O setor leiteiro enfrenta um aumento da oferta, queda nas cotações e incertezas externas para os próximos meses.
A pecuária leiteira brasileira vive um momento paradoxal. De um lado, os produtores comemoram o recorde histórico de 26,1 bilhões de litros produzidos em 12 meses — marca registrada no segundo trimestre de 2025. Do outro, enfrentam a queda nos preços pagos ao produtor, reflexo da combinação entre maior oferta interna e desaquecimento da demanda.
Segundo a Nota de Conjuntura da Embrapa Gado de Leite, divulgada em setembro de 2025, o crescimento da produção foi de 9,3% em relação ao mesmo período de 2024, consolidando o décimo trimestre consecutivo de expansão. Esse avanço é resultado direto da melhor rentabilidade dos últimos anos e de novos investimentos realizados por grandes produtores.
Cenário internacional influencia o mercado interno
A produção global de leite mantém ritmo acelerado nos principais países exportadores, como Estados Unidos, Europa e América do Sul. No Hemisfério Sul, fatores sazonais também contribuíram para uma oferta mais robusta neste semestre. O resultado foi pressão baixista sobre os preços internacionais.
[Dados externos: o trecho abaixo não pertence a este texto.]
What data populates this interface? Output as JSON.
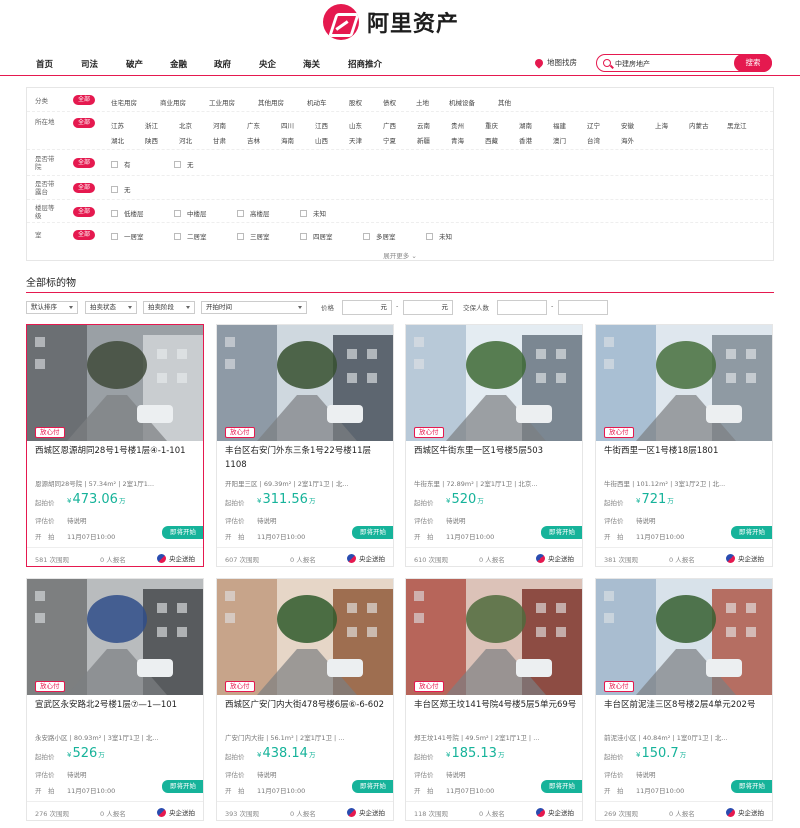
{
  "brand": {
    "name": "阿里资产",
    "color": "#e5194f",
    "logo_icon": "ali-assets-logo-icon"
  },
  "nav": {
    "items": [
      "首页",
      "司法",
      "破产",
      "金融",
      "政府",
      "央企",
      "海关",
      "招商推介"
    ],
    "map_search": "地图找房",
    "search_value": "中建房地产",
    "search_button": "搜索"
  },
  "filters": {
    "all_label": "全部",
    "rows": [
      {
        "label": "分类",
        "options": [
          "住宅用房",
          "商业用房",
          "工业用房",
          "其他用房",
          "机动车",
          "股权",
          "债权",
          "土地",
          "机械设备",
          "其他"
        ]
      },
      {
        "label": "所在地",
        "options": [
          "江苏",
          "浙江",
          "北京",
          "河南",
          "广东",
          "四川",
          "江西",
          "山东",
          "广西",
          "云南",
          "贵州",
          "重庆",
          "湖南",
          "福建",
          "辽宁",
          "安徽",
          "上海",
          "内蒙古",
          "黑龙江",
          "湖北",
          "陕西",
          "河北",
          "甘肃",
          "吉林",
          "海南",
          "山西",
          "天津",
          "宁夏",
          "新疆",
          "青海",
          "西藏",
          "香港",
          "澳门",
          "台湾",
          "海外"
        ]
      },
      {
        "label": "是否带院",
        "options": [
          "有",
          "无"
        ]
      },
      {
        "label": "是否带露台",
        "options": [
          "无"
        ]
      },
      {
        "label": "楼层等级",
        "options": [
          "低楼层",
          "中楼层",
          "高楼层",
          "未知"
        ]
      },
      {
        "label": "室",
        "options": [
          "一居室",
          "二居室",
          "三居室",
          "四居室",
          "多居室",
          "未知"
        ]
      }
    ],
    "show_more": "展开更多"
  },
  "section": {
    "title": "全部标的物",
    "sort": [
      "默认排序",
      "拍卖状态",
      "拍卖阶段",
      "开拍时间"
    ],
    "price_label": "价格",
    "price_unit": "元",
    "range_sep": "-",
    "bidders_label": "交保人数"
  },
  "labels": {
    "start_price": "起拍价",
    "eval_price": "评估价",
    "start_time": "开　拍",
    "tag": "放心付",
    "status": "即将开始",
    "views_suffix": "次围观",
    "signed": "0 人报名",
    "currency": "¥",
    "unit": "万",
    "pending": "待说明",
    "time": "11月07日10:00"
  },
  "cards": [
    {
      "title": "西城区恩源胡同28号1号楼1层④-1-101",
      "info": "恩源胡同28号院 | 57.34m² | 2室1厅1...",
      "price": "473.06",
      "views": "581",
      "seller": "央企送拍"
    },
    {
      "title": "丰台区右安门外东三条1号22号楼11层1108",
      "info": "开阳里三区 | 69.39m² | 2室1厅1卫 | 北...",
      "price": "311.56",
      "views": "607",
      "seller": "央企送拍"
    },
    {
      "title": "西城区牛街东里一区1号楼5层503",
      "info": "牛街东里 | 72.89m² | 2室1厅1卫 | 北京...",
      "price": "520",
      "views": "610",
      "seller": "央企送拍"
    },
    {
      "title": "牛街西里一区1号楼18层1801",
      "info": "牛街西里 | 101.12m² | 3室1厅2卫 | 北...",
      "price": "721",
      "views": "381",
      "seller": "央企送拍"
    },
    {
      "title": "宣武区永安路北2号楼1层⑦—1—101",
      "info": "永安路小区 | 80.93m² | 3室1厅1卫 | 北...",
      "price": "526",
      "views": "276",
      "seller": "央企送拍"
    },
    {
      "title": "西城区广安门内大街478号楼6层⑥-6-602",
      "info": "广安门内大街 | 56.1m² | 2室1厅1卫 | ...",
      "price": "438.14",
      "views": "393",
      "seller": "央企送拍"
    },
    {
      "title": "丰台区郑王坟141号院4号楼5层5单元69号",
      "info": "郑王坟141号院 | 49.5m² | 2室1厅1卫 | ...",
      "price": "185.13",
      "views": "118",
      "seller": "央企送拍"
    },
    {
      "title": "丰台区前泥洼三区8号楼2层4单元202号",
      "info": "前泥洼小区 | 40.84m² | 1室0厅1卫 | 北...",
      "price": "150.7",
      "views": "269",
      "seller": "央企送拍"
    }
  ]
}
No leilão GDT de 16 de setembro, o leite em pó integral fechou cotado a US$ 3.790 por tonelada, registrando queda, mas ainda mantendo um patamar considerado positivo. As previsões para os próximos meses indicam leve recuo até o fim do ano.
No Brasil, embora as importações sigam elevadas, houve redução de 6% entre janeiro e agosto em relação a 2024. Essa menor entrada de produto externo, no entanto, não foi suficiente para equilibrar a forte produção interna e o baixo consumo doméstico.
Derivados lácteos e mercado spot em retração
O reflexo da maior disponibilidade de leite já é sentido no mercado de derivados. Leite UHT, queijo muçarela e leite em pó industrial apresentaram desaceleração nas cotações. O mercado spot — considerado um termômetro imediato do setor — mostra-se particularmente fraco, com excesso de oferta e baixa demanda, o que reforça a tendência de queda no preço pago ao produtor.
Ainda que o início de 2025 tenha registrado valores atrativos ao produtor, a virada para baixo começou em abril, em plena entressafra. Essa inversão indica que a demanda por lácteos não acompanhou a evolução da oferta, pressionando margens e dificultando a manutenção da rentabilidade.
Custos de produção: alívio momentâneo, riscos à frente
Apesar da pressão sobre os preços, os custos de produção seguem em patamar favorável. Os preços do milho e da soja estão mais baixos, reflexo da boa safra brasileira e da expectativa positiva para a colheita nos Estados Unidos.
Por outro lado, o setor enfrenta desafios:
- Margens apertadas no mercado de grãos;
- Escassez de crédito rural e juros elevados;
- Dependência de 27% da Rússia nas importações de fertilizantes.
Embora os estoques atuais de fertilizantes estejam em níveis confortáveis, o segundo semestre tende a trazer valorização dos insumos, exigindo cautela dos produtores.
Macroeconomia e riscos externos
No campo econômico, o Boletim Focus do Banco Central aponta desaceleração do crescimento. Para 2025, a projeção é de 2,16% de expansão do PIB, enquanto para 2026 o índice cai para 1,80%, números inferiores aos registrados nos últimos quatro anos. Apesar das expectativas de queda na Selic e na inflação, o ambiente não deve estimular de forma significativa o consumo interno.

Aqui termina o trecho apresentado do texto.